Many scientific and engineering fields employ computer simulations of specific phenomena to help solve complex problems. Supercomputers and other high performance computing machines are regularly used to perform these scientific simulations. The resulting data then needs to be analyzed and visualized, which is difficult when the data is large. One approach to producing visualizations faster is to generate them in parallel. Many challenges remain, though, when attempting to analyze and visualize large data in parallel, while maintaining good performance and scalability.
The size of the data is one challenge. When data size becomes very large, the I/O overhead from loading the data becomes a bottleneck, which could hinder performance. In addition, some visualization algorithms have unknown communication and computational load, which results in poor workload distribution and load balancing. This load imbalance hinders overall scalability. Another possible reason for poor parallel performance is that the method does not take advantage of the specific hardware architecture of the host machine.

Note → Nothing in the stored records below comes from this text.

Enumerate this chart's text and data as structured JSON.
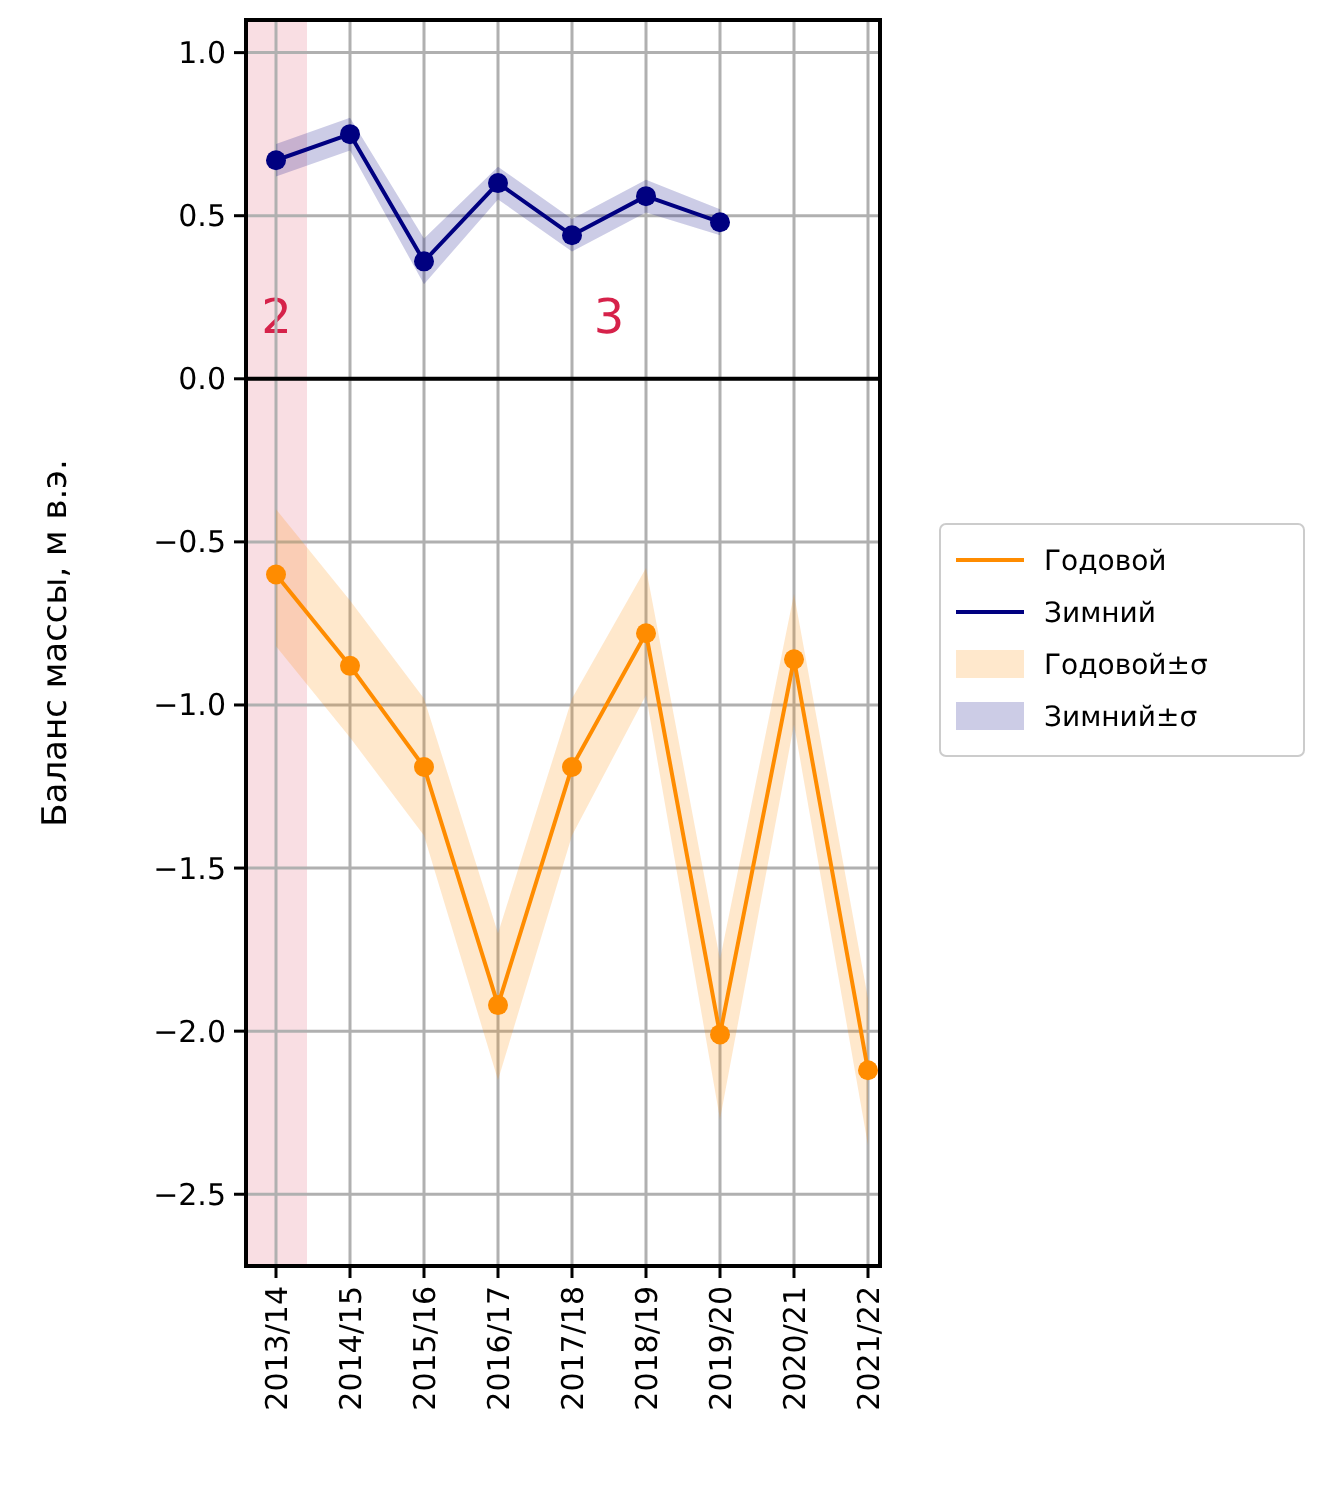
{
  "chart_data": {
    "type": "line",
    "ylabel": "Баланс массы, м в.э.",
    "categories": [
      "2013/14",
      "2014/15",
      "2015/16",
      "2016/17",
      "2017/18",
      "2018/19",
      "2019/20",
      "2020/21",
      "2021/22"
    ],
    "series": [
      {
        "name": "Годовой",
        "color": "#ff8c00",
        "values": [
          -0.6,
          -0.88,
          -1.19,
          -1.92,
          -1.19,
          -0.78,
          -2.01,
          -0.86,
          -2.12
        ],
        "lower": [
          -0.82,
          -1.1,
          -1.4,
          -2.15,
          -1.4,
          -0.97,
          -2.27,
          -1.06,
          -2.35
        ],
        "upper": [
          -0.4,
          -0.68,
          -0.98,
          -1.7,
          -0.98,
          -0.58,
          -1.78,
          -0.66,
          -1.9
        ]
      },
      {
        "name": "Зимний",
        "color": "#000080",
        "values": [
          0.67,
          0.75,
          0.36,
          0.6,
          0.44,
          0.56,
          0.48,
          null,
          null
        ],
        "lower": [
          0.62,
          0.7,
          0.29,
          0.55,
          0.39,
          0.51,
          0.44,
          null,
          null
        ],
        "upper": [
          0.72,
          0.8,
          0.43,
          0.65,
          0.49,
          0.61,
          0.52,
          null,
          null
        ]
      }
    ],
    "ylim": [
      -2.72,
      1.1
    ],
    "yticks": [
      {
        "value": -2.5,
        "label": "−2.5"
      },
      {
        "value": -2,
        "label": "−2.0"
      },
      {
        "value": -1.5,
        "label": "−1.5"
      },
      {
        "value": -1,
        "label": "−1.0"
      },
      {
        "value": -0.5,
        "label": "−0.5"
      },
      {
        "value": 0,
        "label": "0.0"
      },
      {
        "value": 0.5,
        "label": "0.5"
      },
      {
        "value": 1,
        "label": "1.0"
      }
    ],
    "grid": true,
    "legend": "right",
    "marker": "circle",
    "line_style": "solid",
    "ref_lines": [
      {
        "axis": "y",
        "value": 0,
        "color": "#000000",
        "line_style": "solid"
      }
    ],
    "bands": [
      {
        "axis": "x",
        "from": "2013/14",
        "to": "2013/14",
        "label": "2",
        "color": "#f8d6dc"
      }
    ],
    "annotations": [
      "3",
      "Годовой±σ",
      "Зимний±σ"
    ]
  }
}
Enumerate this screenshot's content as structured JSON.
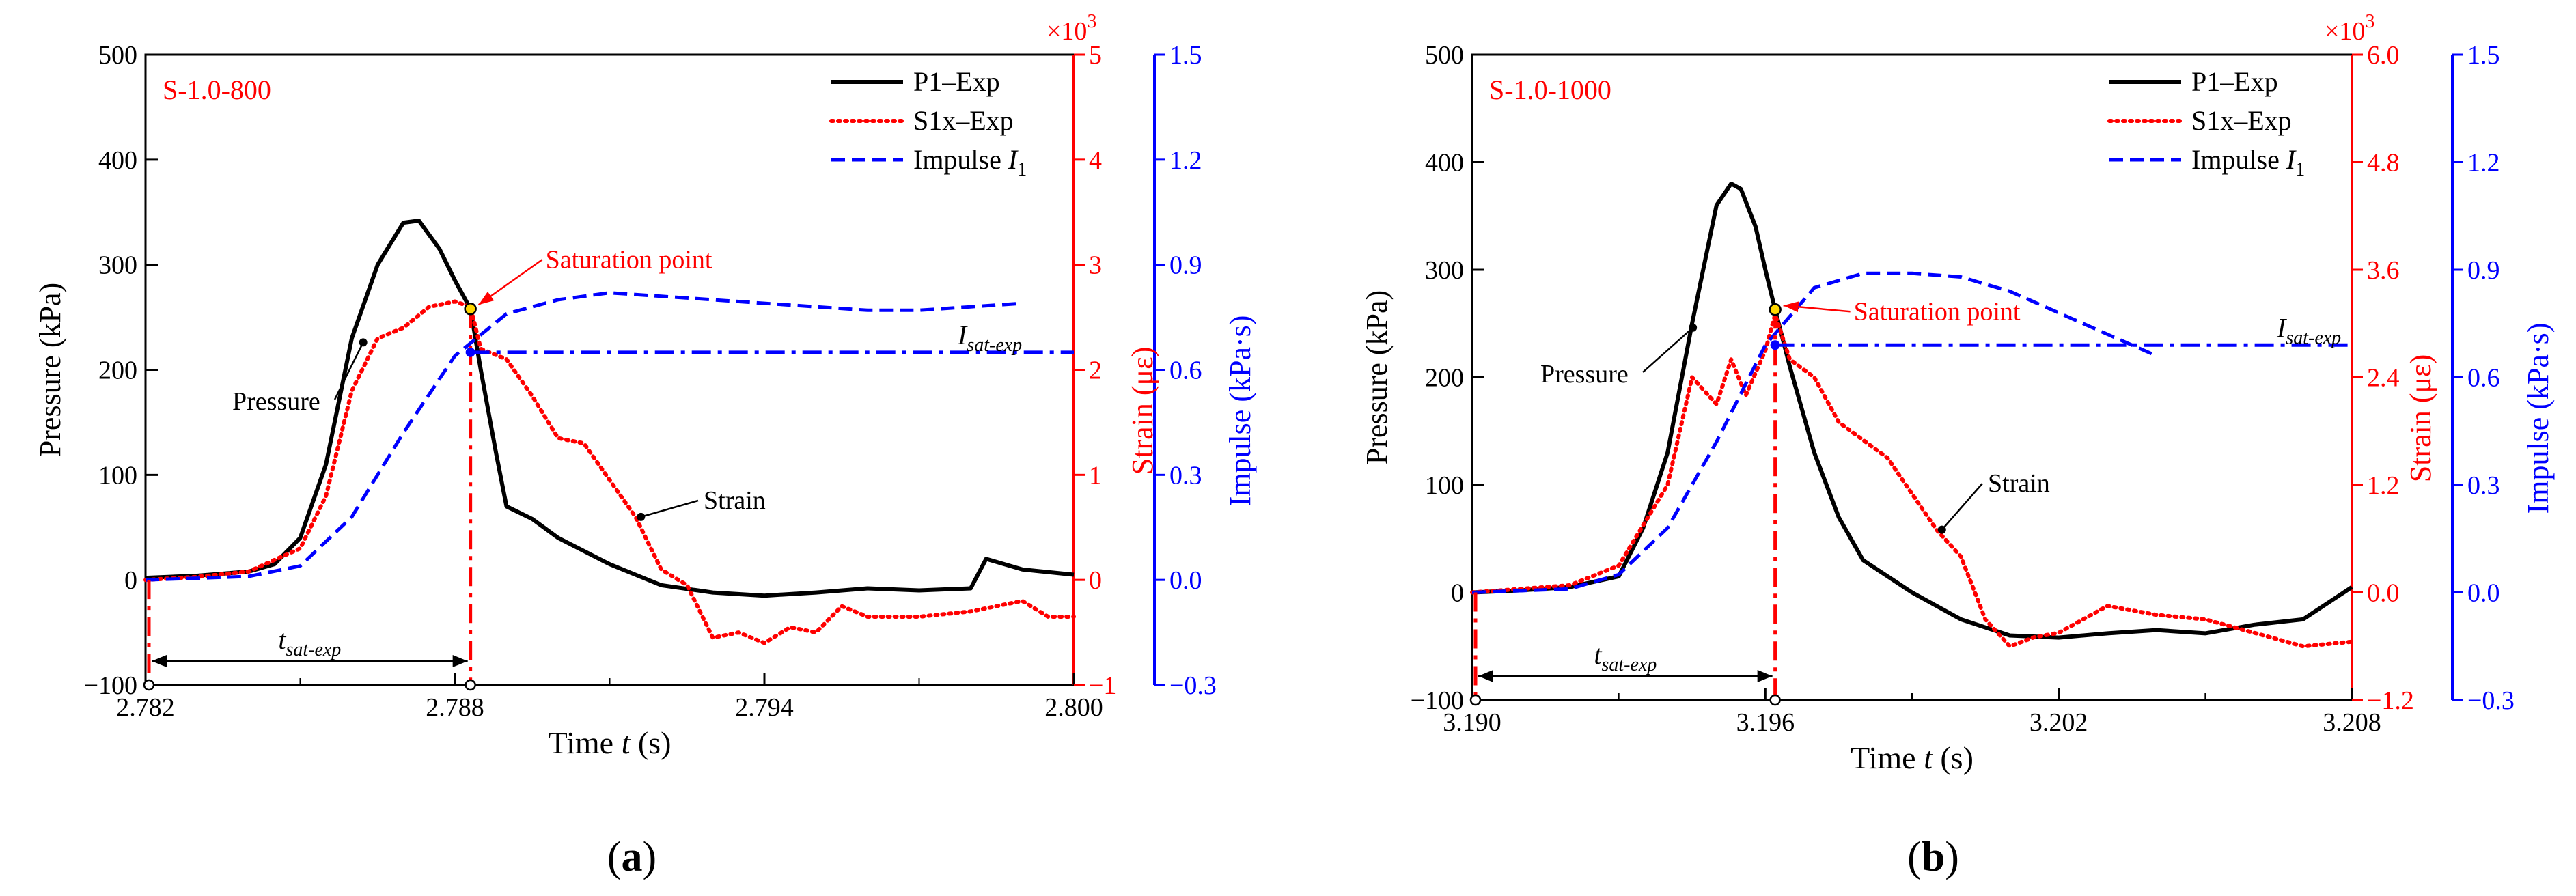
{
  "colors": {
    "pressure": "#000000",
    "strain": "#ff0000",
    "impulse": "#0000ff",
    "sat": "#ff0000"
  },
  "chart_data": [
    {
      "type": "line",
      "panel_label_open": "(",
      "panel_label": "a",
      "panel_label_close": ")",
      "sample_label": "S-1.0-800",
      "xlabel_main": "Time ",
      "xlabel_var": "t",
      "xlabel_unit": " (s)",
      "ylabel_left": "Pressure (kPa)",
      "ylabel_strain": "Strain (με)",
      "ylabel_impulse": "Impulse (kPa·s)",
      "strain_multiplier_base": "×10",
      "strain_multiplier_exp": "3",
      "xlim": [
        2.782,
        2.8
      ],
      "xticks": [
        2.782,
        2.788,
        2.794,
        2.8
      ],
      "xtick_labels": [
        "2.782",
        "2.788",
        "2.794",
        "2.800"
      ],
      "ylim_pressure": [
        -100,
        500
      ],
      "yticks_pressure": [
        "-100",
        "0",
        "100",
        "200",
        "300",
        "400",
        "500"
      ],
      "ylim_strain": [
        -1,
        5
      ],
      "yticks_strain": [
        "-1",
        "0",
        "1",
        "2",
        "3",
        "4",
        "5"
      ],
      "ylim_impulse": [
        -0.3,
        1.5
      ],
      "yticks_impulse": [
        "-0.3",
        "0.0",
        "0.3",
        "0.6",
        "0.9",
        "1.2",
        "1.5"
      ],
      "legend": {
        "position": "top-right",
        "entries": [
          {
            "key": "pressure",
            "label": "P1–Exp"
          },
          {
            "key": "strain",
            "label": "S1x–Exp"
          },
          {
            "key": "impulse",
            "label": "Impulse ",
            "sub": "1",
            "italic": "I"
          }
        ]
      },
      "annotations": {
        "saturation": "Saturation point",
        "pressure": "Pressure",
        "strain": "Strain",
        "t_sat_main": "t",
        "t_sat_sub": "sat-exp",
        "i_sat_main": "I",
        "i_sat_sub": "sat-exp"
      },
      "saturation_time": 2.7883,
      "saturation_pressure": 258,
      "saturation_impulse": 0.65,
      "series": [
        {
          "name": "P1–Exp",
          "axis": "pressure",
          "style": "solid",
          "x": [
            2.782,
            2.783,
            2.784,
            2.7845,
            2.785,
            2.7855,
            2.786,
            2.7865,
            2.787,
            2.7873,
            2.7877,
            2.788,
            2.7883,
            2.7885,
            2.7888,
            2.789,
            2.7895,
            2.79,
            2.791,
            2.792,
            2.793,
            2.794,
            2.795,
            2.796,
            2.797,
            2.798,
            2.7983,
            2.799,
            2.8
          ],
          "y": [
            2,
            4,
            8,
            15,
            40,
            110,
            230,
            300,
            340,
            342,
            315,
            285,
            258,
            200,
            120,
            70,
            58,
            40,
            15,
            -5,
            -12,
            -15,
            -12,
            -8,
            -10,
            -8,
            20,
            10,
            5
          ]
        },
        {
          "name": "S1x–Exp",
          "axis": "strain",
          "style": "dotted",
          "x": [
            2.782,
            2.783,
            2.784,
            2.785,
            2.7855,
            2.786,
            2.7865,
            2.787,
            2.7875,
            2.788,
            2.7883,
            2.7885,
            2.789,
            2.7895,
            2.79,
            2.7905,
            2.791,
            2.7915,
            2.792,
            2.7925,
            2.793,
            2.7935,
            2.794,
            2.7945,
            2.795,
            2.7955,
            2.796,
            2.797,
            2.798,
            2.799,
            2.7995,
            2.8
          ],
          "y": [
            0,
            0.03,
            0.08,
            0.3,
            0.8,
            1.8,
            2.3,
            2.4,
            2.6,
            2.65,
            2.6,
            2.2,
            2.1,
            1.75,
            1.35,
            1.3,
            0.95,
            0.6,
            0.1,
            -0.05,
            -0.55,
            -0.5,
            -0.6,
            -0.45,
            -0.5,
            -0.25,
            -0.35,
            -0.35,
            -0.3,
            -0.2,
            -0.35,
            -0.35
          ]
        },
        {
          "name": "Impulse I1",
          "axis": "impulse",
          "style": "dashed",
          "x": [
            2.782,
            2.784,
            2.785,
            2.786,
            2.787,
            2.788,
            2.789,
            2.79,
            2.791,
            2.792,
            2.793,
            2.794,
            2.795,
            2.796,
            2.797,
            2.798,
            2.799
          ],
          "y": [
            0,
            0.01,
            0.04,
            0.18,
            0.42,
            0.64,
            0.76,
            0.8,
            0.82,
            0.81,
            0.8,
            0.79,
            0.78,
            0.77,
            0.77,
            0.78,
            0.79
          ]
        },
        {
          "name": "I sat-exp",
          "axis": "impulse",
          "style": "dashdot",
          "x": [
            2.7883,
            2.8
          ],
          "y": [
            0.65,
            0.65
          ]
        }
      ]
    },
    {
      "type": "line",
      "panel_label_open": "(",
      "panel_label": "b",
      "panel_label_close": ")",
      "sample_label": "S-1.0-1000",
      "xlabel_main": "Time ",
      "xlabel_var": "t",
      "xlabel_unit": " (s)",
      "ylabel_left": "Pressure (kPa)",
      "ylabel_strain": "Strain (με)",
      "ylabel_impulse": "Impulse (kPa·s)",
      "strain_multiplier_base": "×10",
      "strain_multiplier_exp": "3",
      "xlim": [
        3.19,
        3.208
      ],
      "xticks": [
        3.19,
        3.196,
        3.202,
        3.208
      ],
      "xtick_labels": [
        "3.190",
        "3.196",
        "3.202",
        "3.208"
      ],
      "ylim_pressure": [
        -100,
        500
      ],
      "yticks_pressure": [
        "-100",
        "0",
        "100",
        "200",
        "300",
        "400",
        "500"
      ],
      "ylim_strain": [
        -1.2,
        6
      ],
      "yticks_strain": [
        "-1.2",
        "0.0",
        "1.2",
        "2.4",
        "3.6",
        "4.8",
        "6.0"
      ],
      "ylim_impulse": [
        -0.3,
        1.5
      ],
      "yticks_impulse": [
        "-0.3",
        "0.0",
        "0.3",
        "0.6",
        "0.9",
        "1.2",
        "1.5"
      ],
      "legend": {
        "position": "top-right",
        "entries": [
          {
            "key": "pressure",
            "label": "P1–Exp"
          },
          {
            "key": "strain",
            "label": "S1x–Exp"
          },
          {
            "key": "impulse",
            "label": "Impulse ",
            "sub": "1",
            "italic": "I"
          }
        ]
      },
      "annotations": {
        "saturation": "Saturation point",
        "pressure": "Pressure",
        "strain": "Strain",
        "t_sat_main": "t",
        "t_sat_sub": "sat-exp",
        "i_sat_main": "I",
        "i_sat_sub": "sat-exp"
      },
      "saturation_time": 3.1962,
      "saturation_pressure": 263,
      "saturation_impulse": 0.69,
      "series": [
        {
          "name": "P1–Exp",
          "axis": "pressure",
          "style": "solid",
          "x": [
            3.19,
            3.191,
            3.192,
            3.193,
            3.1935,
            3.194,
            3.1945,
            3.195,
            3.1953,
            3.1955,
            3.1958,
            3.196,
            3.1962,
            3.1965,
            3.197,
            3.1975,
            3.198,
            3.199,
            3.2,
            3.201,
            3.202,
            3.203,
            3.204,
            3.205,
            3.206,
            3.207,
            3.208
          ],
          "y": [
            0,
            2,
            5,
            15,
            60,
            130,
            250,
            360,
            380,
            375,
            340,
            300,
            263,
            210,
            130,
            70,
            30,
            0,
            -25,
            -40,
            -42,
            -38,
            -35,
            -38,
            -30,
            -25,
            5
          ]
        },
        {
          "name": "S1x–Exp",
          "axis": "strain",
          "style": "dotted",
          "x": [
            3.19,
            3.192,
            3.193,
            3.194,
            3.1945,
            3.195,
            3.1953,
            3.1956,
            3.196,
            3.1962,
            3.1965,
            3.197,
            3.1975,
            3.198,
            3.1985,
            3.199,
            3.1995,
            3.2,
            3.2005,
            3.201,
            3.2015,
            3.202,
            3.203,
            3.204,
            3.205,
            3.206,
            3.207,
            3.208
          ],
          "y": [
            0,
            0.08,
            0.3,
            1.2,
            2.4,
            2.1,
            2.6,
            2.2,
            2.7,
            3.1,
            2.6,
            2.4,
            1.9,
            1.7,
            1.5,
            1.1,
            0.7,
            0.4,
            -0.3,
            -0.6,
            -0.5,
            -0.45,
            -0.15,
            -0.25,
            -0.3,
            -0.45,
            -0.6,
            -0.55
          ]
        },
        {
          "name": "Impulse I1",
          "axis": "impulse",
          "style": "dashed",
          "x": [
            3.19,
            3.192,
            3.193,
            3.194,
            3.195,
            3.196,
            3.197,
            3.198,
            3.199,
            3.2,
            3.201,
            3.202,
            3.203,
            3.204
          ],
          "y": [
            0,
            0.01,
            0.05,
            0.18,
            0.42,
            0.69,
            0.85,
            0.89,
            0.89,
            0.88,
            0.84,
            0.78,
            0.72,
            0.66
          ]
        },
        {
          "name": "I sat-exp",
          "axis": "impulse",
          "style": "dashdot",
          "x": [
            3.1962,
            3.208
          ],
          "y": [
            0.69,
            0.69
          ]
        }
      ]
    }
  ]
}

In order to meet these challenges, we present methods to parallelize several visualization techniques. First, a scalable shared memory rendering technique was found by adapting established parallel rendering methods to a shared memory architecture. Three rasterization methods, including sort-first, sort-last, and a hybrid method, were tested on a large shared-memory machine. Next, parallel streamline generation in static flow fields, due to the nature of the problem, suffers from high load imbalance. To make the computation more load balanced, we analyzed the flow field and estimated the workload of each block in the flow field. A load balanced partitioning of data blocks was then computed from this workload estimation. In our tests, we were able to scale up to thousands of processes while using hundreds of thousands of seeds. For time-varying flow fields, the Finite-Time Lyapunov Exponent (FTLE) has proven to be a powerful analysis tool. In order to achieve scalable parallel FTLE computation, we divided all available processes into several groups, and pipelined particles through these process groups. This pipelining structure resulted in faster I/O and computation times. Using this technique, we were able to advect millions of seeds and scale up to tens of thousands of processes.